EnviRN – Evidence is a National Library of Medicine Express Outreach Award funded online training program that enhance nurses’ skills and knowledge of environmental health, and allow them to integrate environmental health into their professional practice. Additionally, EnviRN – Evidence familiarize nurses and health professionals with accessing evidence based information from the National Library of Medicine’s TOXNET® resources.
In this project, I guided USF librarians, serving nurses, and a USF subject matter expert in the use of educational technology and online learning methods. I led the audio and video production of digital assets that resulted in interactive Adobe Captivate lectures and screencasts. The project was created in partnership with Education Committee members of the international Alliance of Nurses for Healthy Environments.
At USF’s Center for Instruction and Technology, I developed Canvas lessons and resources for faculty instructors. After a series of iterations and feedback, the lessons became part of a resource page that aids faculty in setting up their course and ideas on how to integrate Canvas into their teaching.
Thanks to the Jesuit Grant Foundation, Barbara Sattler, RN, DrPH, FAAN Professor in the USF School of Nursing and Health Professions, and I developed an online learning program that aims to inspire and inform nurses about the actions they can take to combat climate change. The project titled Climate Change and Health: What Can Nurses do About Climate Change? is a direct response to the current need to help nurses articulate and respond to climate change problems.

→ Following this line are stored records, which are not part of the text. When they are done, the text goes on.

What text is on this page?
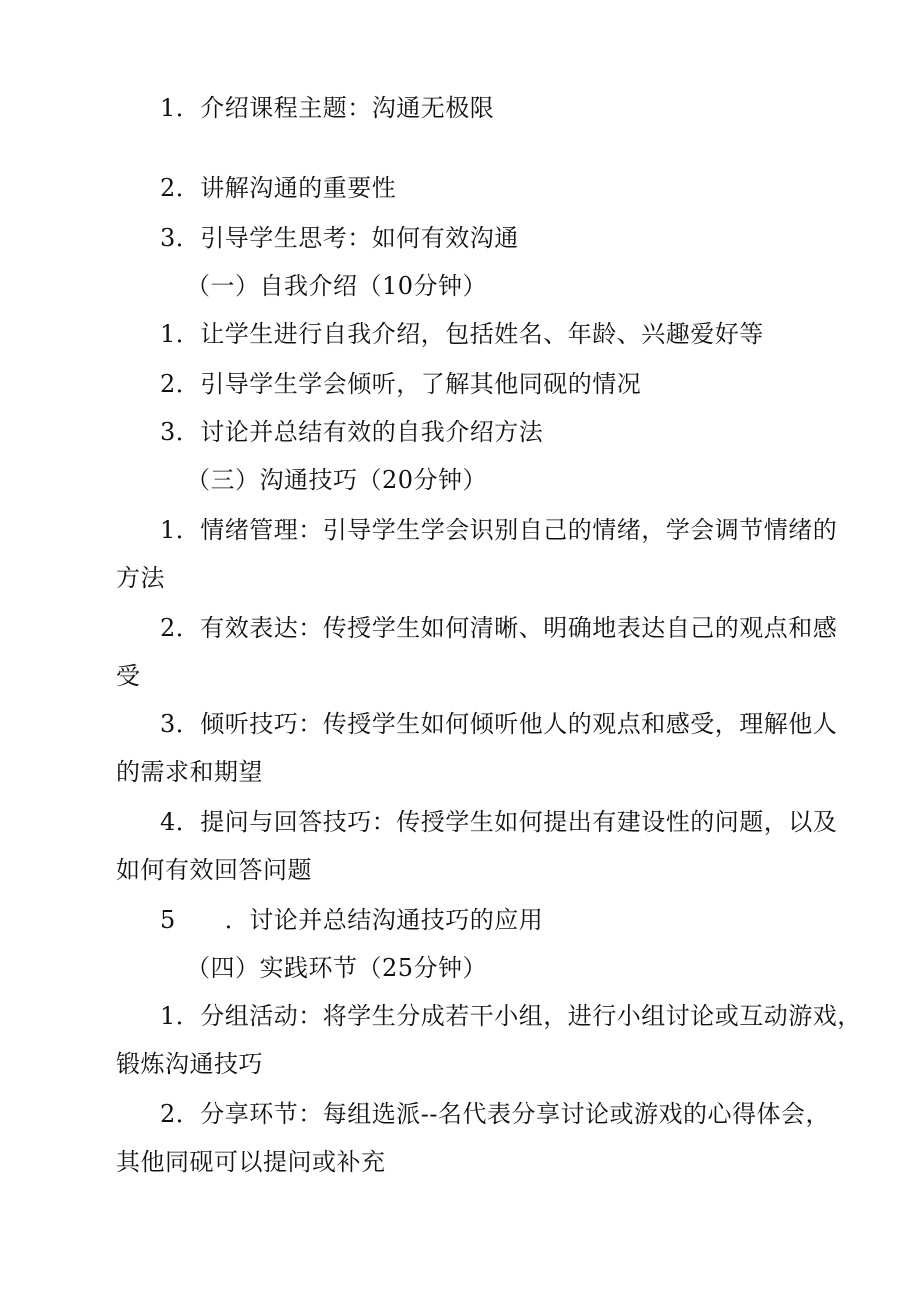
1．介绍课程主题：沟通无极限
2．讲解沟通的重要性
3．引导学生思考：如何有效沟通
（一）自我介绍（10分钟）
1．让学生进行自我介绍，包括姓名、年龄、兴趣爱好等
2．引导学生学会倾听，了解其他同砚的情况
3．讨论并总结有效的自我介绍方法
（三）沟通技巧（20分钟）
1．情绪管理：引导学生学会识别自己的情绪，学会调节情绪的
方法
2．有效表达：传授学生如何清晰、明确地表达自己的观点和感
受
3．倾听技巧：传授学生如何倾听他人的观点和感受，理解他人
的需求和期望
4．提问与回答技巧：传授学生如何提出有建设性的问题，以及
如何有效回答问题
5　　．讨论并总结沟通技巧的应用
（四）实践环节（25分钟）
1．分组活动：将学生分成若干小组，进行小组讨论或互动游戏，
锻炼沟通技巧
2．分享环节：每组选派--名代表分享讨论或游戏的心得体会，
其他同砚可以提问或补充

360˚ video is a fantastic medium to learn about human emotions and empathy. Students are able to truly immerse themselves in real life scenarios and social contexts. I had the opportunity to collaborate with UC Berkeley professor Evan vanDommelen-Gonzalez, DrPH, MPH to develop video lessons for her course “Health and Social Behavior”. The videos helped students from the online MPH program understand social behavior and social determinants of health.
My first foray into the world of podcasting. Online courses for working professionals should be designed with their time limitations in mind. Podcasting gives students the opportunity to learn on the go and be more efficient with their time. In data science course such as epidemiology, I produced 10 podcast episodes in where Dr. Jade Benjamin-Chung and Dr. Jack Colford, interviewed Epidemiologists on studies they have conducted. These interviews gave students the opportunity to learn about why certain studies were conducted, why a particular design was used, what the researcher’s main concerns were about the study, and how the study’s findings influenced policy and public health practice.
Quartz Composer (QC) is a node-based graphical programming language, a powerful programming language that has the capability of connecting with devices such as the Microsoft Kinect. Building upon previous Scratch lessons, my colleague Bofan Ren and I taught a group of 15 middle school students from our Digital Technologies for Teaching and Learning practicum the use of Kinect Skeleton Macro Patch. This patch produces a numerical structure of a users’ body, in this case, the students used this structure to create “puppets” and their stories.